Al quarto la perfomance di Tarrah Krajnak (Zander Galerie) che prende il via dal libro Examples: The Making of 40 Phtographs di Ansel Adams. Per OFFSCREEN Krajnak usa il suo corpo e i suoi capelli per agire, modificare, manipolare una delle immagini più iconiche di Adams: Clearing Winter Storm, Yosemite Valley 1940. L’immagine porta la memoria della perdita della terra e dei diritti delle comunità indigene. Da menzionare Montrasio arte (Milano) che porta il lavoro di Gordon Matta Clark e di Dennis Oppenheim con un video che documenta l’azione Beebe Lake Ice Cut (1969) di Oppenheim con Matta Clark come suo studente e assistente che poi svilupperà la sua pratica dei “cuts”.

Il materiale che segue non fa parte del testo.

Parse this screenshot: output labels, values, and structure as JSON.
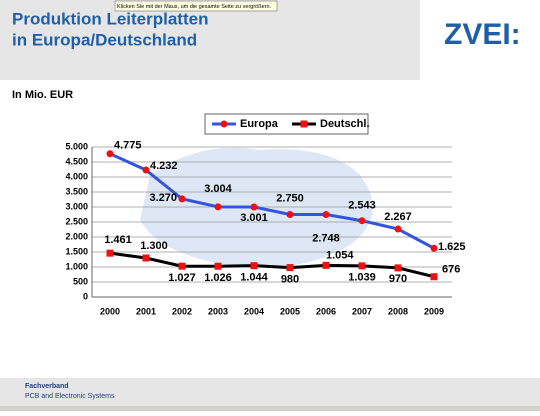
{
  "header": {
    "title_line1": "Produktion Leiterplatten",
    "title_line2": "in Europa/Deutschland",
    "tooltip": "Klicken Sie mit der Maus, um die gesamte Seite zu vergrößern.",
    "logo": "ZVEI:"
  },
  "unit_label": "In Mio. EUR",
  "footer": {
    "line1": "Fachverband",
    "line2": "PCB and Electronic Systems"
  },
  "chart_data": {
    "type": "line",
    "categories": [
      "2000",
      "2001",
      "2002",
      "2003",
      "2004",
      "2005",
      "2006",
      "2007",
      "2008",
      "2009"
    ],
    "series": [
      {
        "name": "Europa",
        "color": "#3355dd",
        "marker_color": "#ee1111",
        "values": [
          4775,
          4232,
          3270,
          3004,
          3001,
          2750,
          2748,
          2543,
          2267,
          1625
        ],
        "value_labels": [
          "4.775",
          "4.232",
          "3.270",
          "3.004",
          "3.001",
          "2.750",
          "2.748",
          "2.543",
          "2.267",
          "1.625"
        ]
      },
      {
        "name": "Deutschl.",
        "color": "#000000",
        "marker_color": "#ee1111",
        "values": [
          1461,
          1300,
          1027,
          1026,
          1044,
          980,
          1054,
          1039,
          970,
          676
        ],
        "value_labels": [
          "1.461",
          "1.300",
          "1.027",
          "1.026",
          "1.044",
          "980",
          "1.054",
          "1.039",
          "970",
          "676"
        ]
      }
    ],
    "ylim": [
      0,
      5000
    ],
    "yticks": [
      0,
      500,
      {
        "value": 1000,
        "label": "1.000"
      },
      {
        "value": 1500,
        "label": "1.500"
      },
      {
        "value": 2000,
        "label": "2.000"
      },
      {
        "value": 2500,
        "label": "2.500"
      },
      {
        "value": 3000,
        "label": "3.000"
      },
      {
        "value": 3500,
        "label": "3.500"
      },
      {
        "value": 4000,
        "label": "4.000"
      },
      {
        "value": 4500,
        "label": "4.500"
      },
      {
        "value": 5000,
        "label": "5.000"
      }
    ],
    "grid": true,
    "legend": "top"
  }
}
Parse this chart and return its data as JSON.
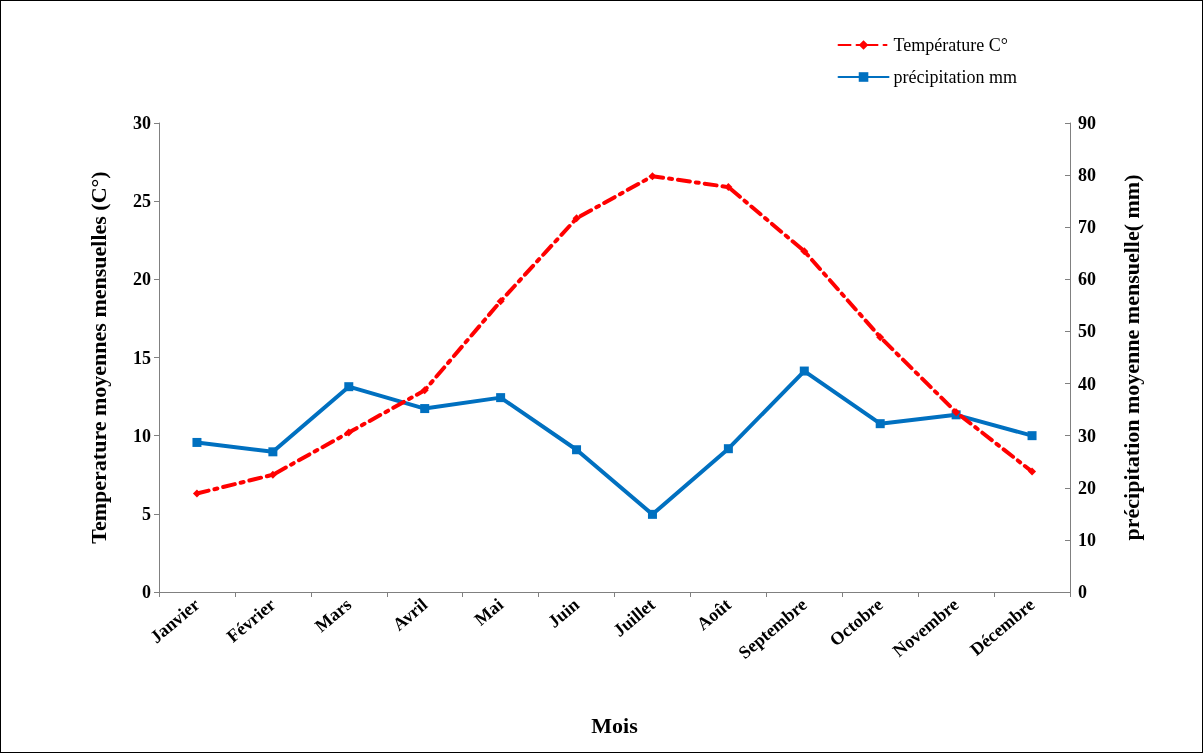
{
  "chart_data": {
    "type": "line",
    "xlabel": "Mois",
    "ylabel": "Temperature moyennes mensuelles (C°)",
    "y2label": "précipitation moyenne mensuelle( mm)",
    "categories": [
      "Janvier",
      "Février",
      "Mars",
      "Avril",
      "Mai",
      "Juin",
      "Juillet",
      "Août",
      "Septembre",
      "Octobre",
      "Novembre",
      "Décembre"
    ],
    "series": [
      {
        "name": "Température C°",
        "color": "#ff0000",
        "line_style": "dashed",
        "marker": "diamond",
        "values": [
          6.3,
          7.5,
          10.2,
          12.9,
          18.6,
          23.9,
          26.6,
          25.9,
          21.8,
          16.3,
          11.5,
          7.7
        ]
      },
      {
        "name": "précipitation mm",
        "color": "#0070c0",
        "line_style": "solid",
        "marker": "square",
        "axis": "y2",
        "values": [
          28.7,
          26.9,
          39.4,
          35.2,
          37.3,
          27.3,
          14.9,
          27.5,
          42.4,
          32.3,
          34.0,
          30.0
        ]
      }
    ],
    "ylim": [
      0,
      30
    ],
    "yticks": [
      0,
      5,
      10,
      15,
      20,
      25,
      30
    ],
    "y2lim": [
      0,
      90
    ],
    "y2ticks": [
      0,
      10,
      20,
      30,
      40,
      50,
      60,
      70,
      80,
      90
    ],
    "grid": false,
    "legend": "top right"
  }
}
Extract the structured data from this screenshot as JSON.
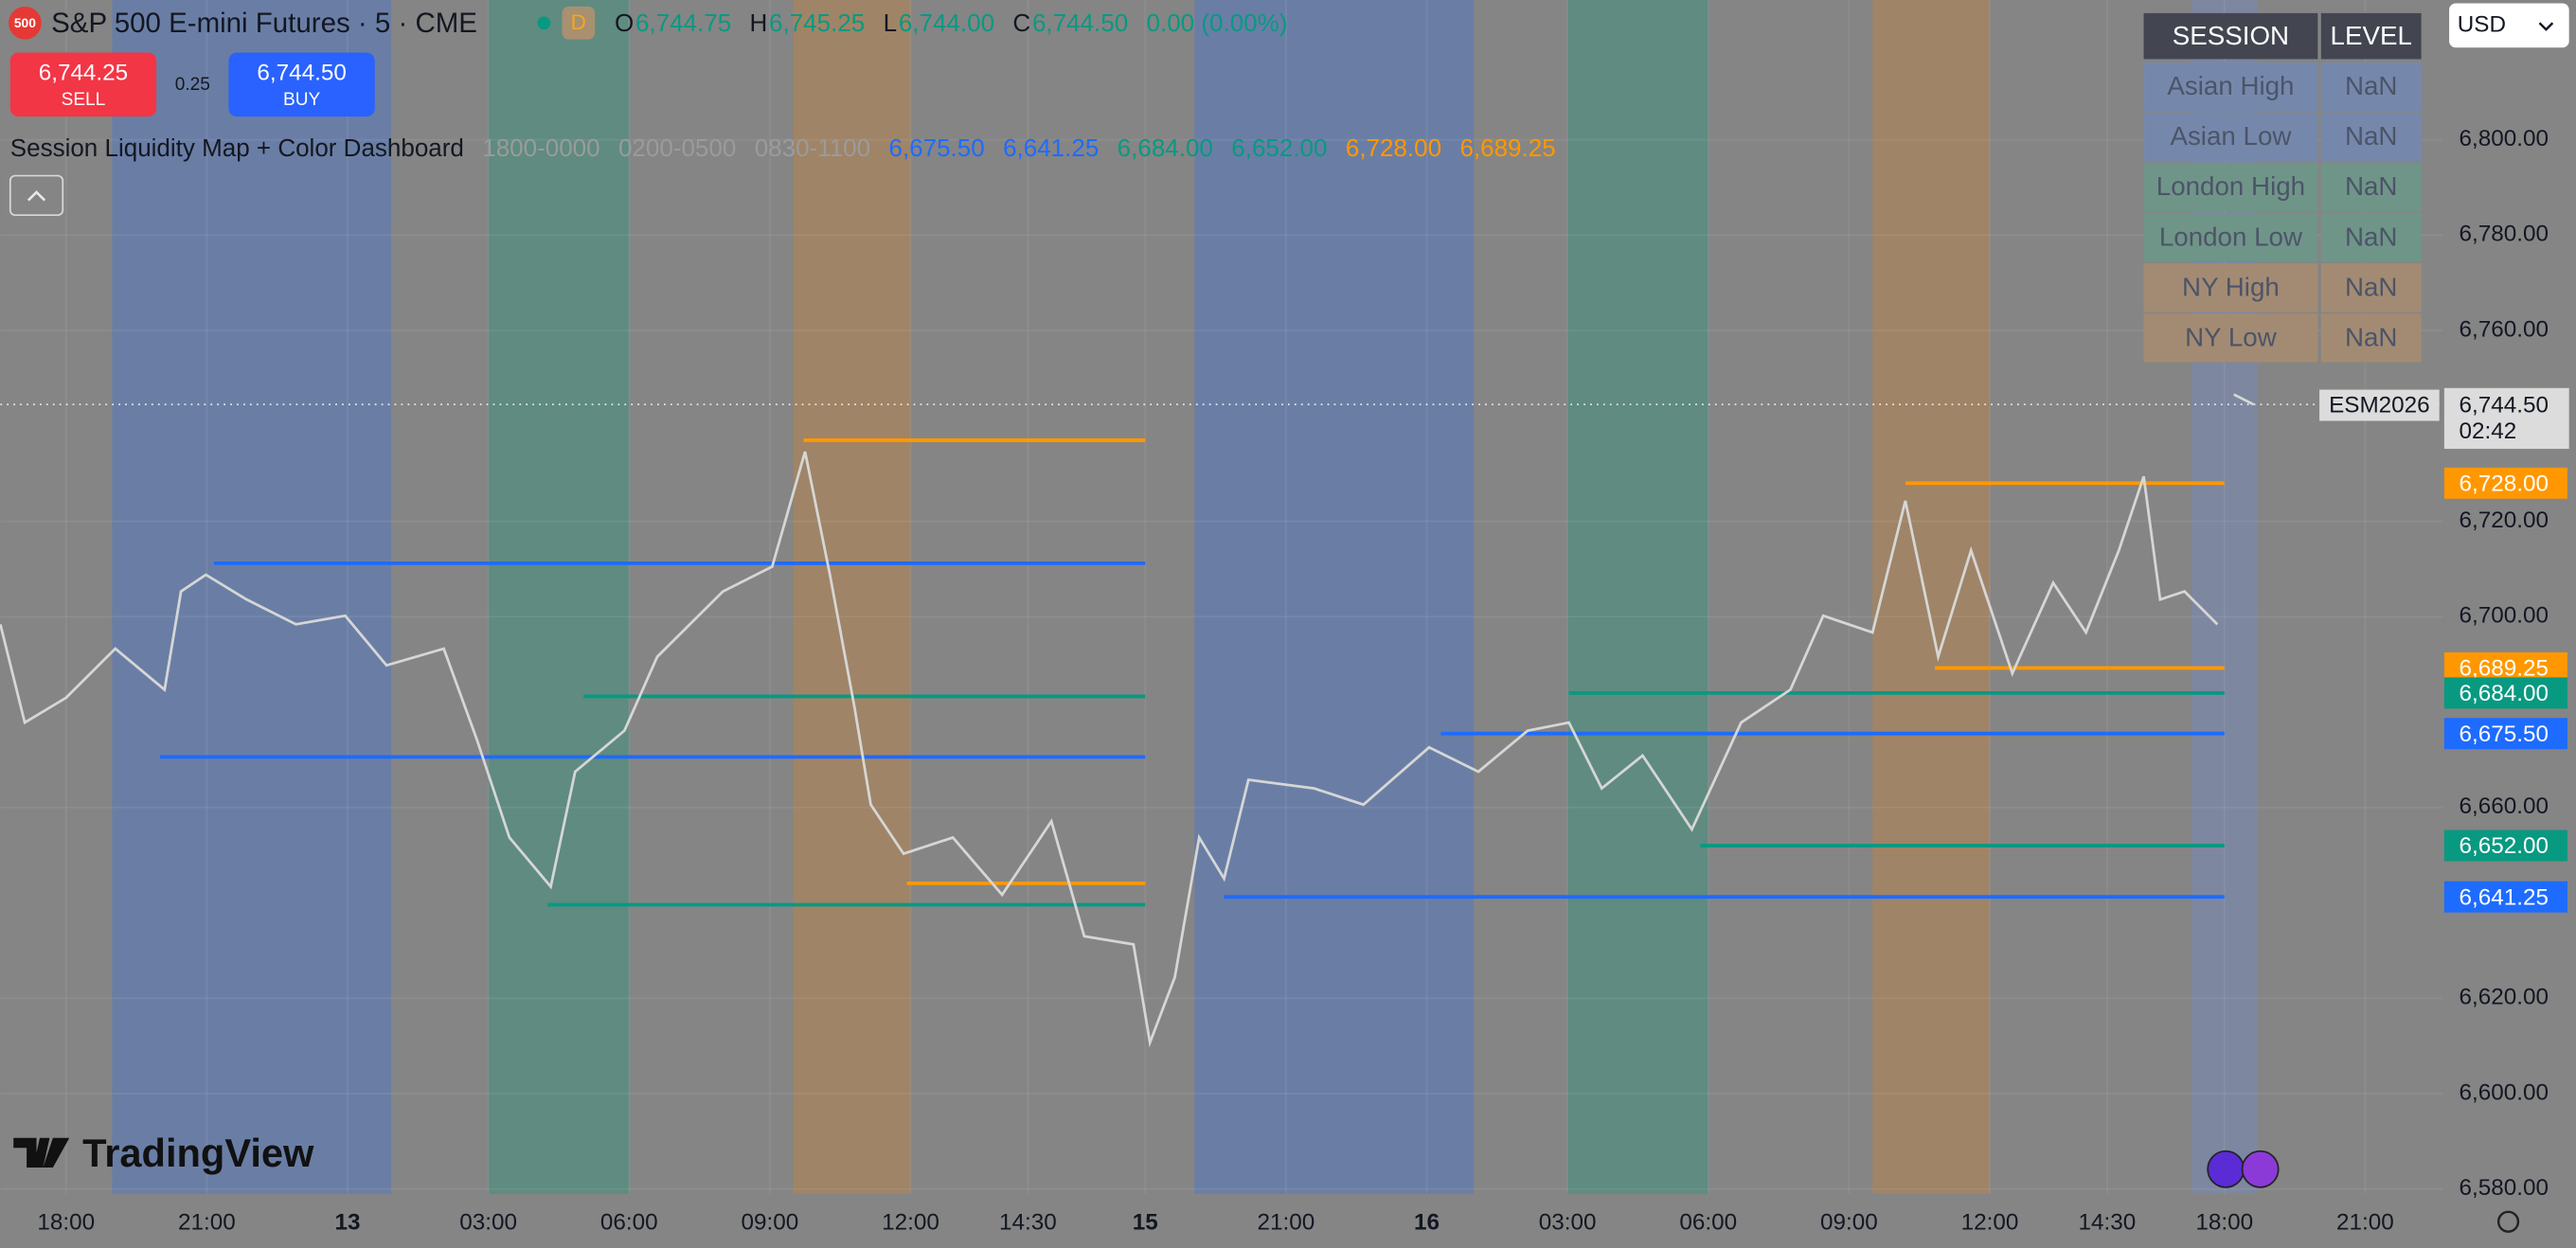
{
  "chart_data": {
    "type": "line",
    "title": "S&P 500 E-mini Futures · 5 · CME",
    "color": "#d6d6d6",
    "x": [
      -1.4,
      -0.88,
      0,
      1.05,
      2.1,
      2.45,
      2.98,
      3.85,
      4.9,
      5.95,
      6.83,
      8.05,
      8.75,
      9.45,
      10.33,
      10.85,
      11.9,
      12.6,
      14.0,
      15.05,
      15.75,
      16.28,
      16.8,
      17.15,
      17.85,
      18.9,
      19.95,
      21.0,
      21.7,
      22.75,
      23.1,
      23.63,
      24.15,
      24.68,
      25.2,
      26.6,
      27.65,
      29.05,
      30.1,
      31.15,
      32.03,
      32.73,
      33.6,
      34.65,
      35.7,
      36.75,
      37.45,
      38.5,
      39.2,
      39.9,
      40.6,
      41.48,
      42.35,
      43.05,
      43.75,
      44.28,
      44.63,
      45.15,
      45.85,
      46.0,
      46.2,
      46.62
    ],
    "values": [
      6698.4,
      6677.8,
      6683.0,
      6693.3,
      6684.7,
      6705.3,
      6708.8,
      6703.6,
      6698.4,
      6700.2,
      6689.8,
      6693.3,
      6674.4,
      6653.7,
      6643.4,
      6667.5,
      6676.1,
      6691.6,
      6705.3,
      6710.5,
      6734.6,
      6708.8,
      6681.2,
      6660.6,
      6650.3,
      6653.7,
      6641.7,
      6657.1,
      6633.0,
      6631.3,
      6610.7,
      6624.4,
      6653.7,
      6645.1,
      6665.8,
      6664.0,
      6660.6,
      6672.6,
      6667.5,
      6676.1,
      6677.8,
      6664.0,
      6670.9,
      6655.4,
      6677.8,
      6684.7,
      6700.2,
      6696.7,
      6724.3,
      6691.6,
      6713.9,
      6688.1,
      6707.1,
      6696.7,
      6713.9,
      6729.4,
      6703.6,
      6705.3,
      6698.4,
      null,
      6746.6,
      6744.5
    ],
    "xlim": [
      -1.4,
      50.65
    ],
    "ylim": [
      6579,
      6829.3
    ],
    "grid": true,
    "xticks": [
      {
        "value": 0,
        "label": "18:00"
      },
      {
        "value": 3,
        "label": "21:00"
      },
      {
        "value": 6,
        "label": "13"
      },
      {
        "value": 9,
        "label": "03:00"
      },
      {
        "value": 12,
        "label": "06:00"
      },
      {
        "value": 15,
        "label": "09:00"
      },
      {
        "value": 18,
        "label": "12:00"
      },
      {
        "value": 20.5,
        "label": "14:30"
      },
      {
        "value": 23,
        "label": "15"
      },
      {
        "value": 26,
        "label": "21:00"
      },
      {
        "value": 29,
        "label": "16"
      },
      {
        "value": 32,
        "label": "03:00"
      },
      {
        "value": 35,
        "label": "06:00"
      },
      {
        "value": 38,
        "label": "09:00"
      },
      {
        "value": 41,
        "label": "12:00"
      },
      {
        "value": 43.5,
        "label": "14:30"
      },
      {
        "value": 46,
        "label": "18:00"
      },
      {
        "value": 49,
        "label": "21:00"
      }
    ],
    "yticks": [
      {
        "value": 6800,
        "label": "6,800.00"
      },
      {
        "value": 6780,
        "label": "6,780.00"
      },
      {
        "value": 6760,
        "label": "6,760.00"
      },
      {
        "value": 6720,
        "label": "6,720.00"
      },
      {
        "value": 6700,
        "label": "6,700.00"
      },
      {
        "value": 6660,
        "label": "6,660.00"
      },
      {
        "value": 6620,
        "label": "6,620.00"
      },
      {
        "value": 6600,
        "label": "6,600.00"
      },
      {
        "value": 6580,
        "label": "6,580.00"
      }
    ],
    "sessions": [
      {
        "start": 0.98,
        "end": 6.93,
        "color": "#6a7ea5"
      },
      {
        "start": 9.0,
        "end": 12.0,
        "color": "#5f8b80"
      },
      {
        "start": 15.5,
        "end": 18.0,
        "color": "#a08467"
      },
      {
        "start": 24.05,
        "end": 30.0,
        "color": "#6a7ea5"
      },
      {
        "start": 32.0,
        "end": 35.0,
        "color": "#5f8b80"
      },
      {
        "start": 38.5,
        "end": 41.0,
        "color": "#a08467"
      },
      {
        "start": 45.3,
        "end": 46.7,
        "color": "#7d87a0"
      }
    ],
    "levels": [
      {
        "start": 15.72,
        "end": 23.0,
        "value": 6737.0,
        "color": "#ff9800"
      },
      {
        "start": 3.15,
        "end": 23.0,
        "value": 6711.2,
        "color": "#1e6bff"
      },
      {
        "start": 11.03,
        "end": 23.0,
        "value": 6683.3,
        "color": "#089981"
      },
      {
        "start": 2.0,
        "end": 23.0,
        "value": 6670.6,
        "color": "#1e6bff"
      },
      {
        "start": 17.92,
        "end": 23.0,
        "value": 6644.1,
        "color": "#ff9800"
      },
      {
        "start": 10.26,
        "end": 23.0,
        "value": 6639.6,
        "color": "#089981"
      },
      {
        "start": 39.2,
        "end": 46.0,
        "value": 6728.0,
        "value_label": "6,728.00",
        "color": "#ff9800"
      },
      {
        "start": 39.83,
        "end": 46.0,
        "value": 6689.25,
        "value_label": "6,689.25",
        "color": "#ff9800"
      },
      {
        "start": 32.03,
        "end": 46.0,
        "value": 6684.0,
        "value_label": "6,684.00",
        "color": "#089981"
      },
      {
        "start": 29.3,
        "end": 46.0,
        "value": 6675.5,
        "value_label": "6,675.50",
        "color": "#1e6bff"
      },
      {
        "start": 34.83,
        "end": 46.0,
        "value": 6652.0,
        "value_label": "6,652.00",
        "color": "#089981"
      },
      {
        "start": 24.68,
        "end": 46.0,
        "value": 6641.25,
        "value_label": "6,641.25",
        "color": "#1e6bff"
      }
    ],
    "last_price": {
      "value": 6744.5,
      "label": "6,744.50",
      "symbol": "ESM2026",
      "countdown": "02:42"
    }
  },
  "header": {
    "logo": "500",
    "badge": "D",
    "ohlc": [
      {
        "label": "O",
        "value": "6,744.75"
      },
      {
        "label": "H",
        "value": "6,745.25"
      },
      {
        "label": "L",
        "value": "6,744.00"
      },
      {
        "label": "C",
        "value": "6,744.50"
      }
    ],
    "change": "0.00 (0.00%)",
    "sell_price": "6,744.25",
    "sell": "SELL",
    "spread": "0.25",
    "buy_price": "6,744.50",
    "buy": "BUY",
    "indicator": "Session Liquidity Map + Color Dashboard",
    "sessions": [
      "1800-0000",
      "0200-0500",
      "0830-1100"
    ],
    "currency": "USD",
    "brand": "TradingView"
  },
  "dashboard": {
    "headers": [
      "SESSION",
      "LEVEL"
    ],
    "rows": [
      [
        "Asian High",
        "NaN"
      ],
      [
        "Asian Low",
        "NaN"
      ],
      [
        "London High",
        "NaN"
      ],
      [
        "London Low",
        "NaN"
      ],
      [
        "NY High",
        "NaN"
      ],
      [
        "NY Low",
        "NaN"
      ]
    ]
  }
}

Infine, l’ultimo piano è dedicato alla guest honor, che segue Anthony McCall e Rosa Barba delle scorse edizioni: Chantal Akerman rappresentata da Marian Goodman. All’artista che si è tolta la vita nel 2015 è stata dedicata un’interessante mostra al museo Jeu de Paume che ha il merito di rendere almeno in parte la complessità del corpus di lavori di Akerman che ha avuto una carriera nel cinema oltre che nell’arte e nella scrittura, al confine tra la drammaticità e l’acuta sensibilità di alcuni temi affrontati e la capacità di ironizzare e di sfociare nella commedia – vedi il film-musical Golden Eighties (1985-86). Il lavoro che si dipana nello spazio di OFFSCREEN è costituito da un vecchio video in cui l’artista stessa è distesa sul letto mentre la telecamera scorre orizzontalmente. Accanto al video è esposta una serie di scatti di palazzi di Tel Aviv, immortalati attraverso la finestra della sua abitazione: l’interno e l’esterno sembrano così fondersi in un continuum spaziale e temporale, creando un circuito intimo tra la vita di Akeman e la vita degli altri. Non bisogna dimenticarsi che OFFSCREEN, nonostante la forte anima curatoriale, sia una fiera a tutti gli effetti, quindi concepita per il mercato. La preview si è tenuta il 15 ottobre, il giorno precedente l’overture VIP di Basel Paris che ha portato in città un fiume di appassionati dell’arte contemporanea. Basel, ospitata quest’anno nel luminosissimo Grand Palais, ha inaugurato subito raggiungendo grandi numeri: 195 gallerie partecipanti, tra affermate ed Emergenti, 53 prime partecipazioni e vendite vertiginose – Insile di Julie Mehretu della White Cube è stato venduto per $ 9,5 milioni. L’atmosfera? Febbricitante.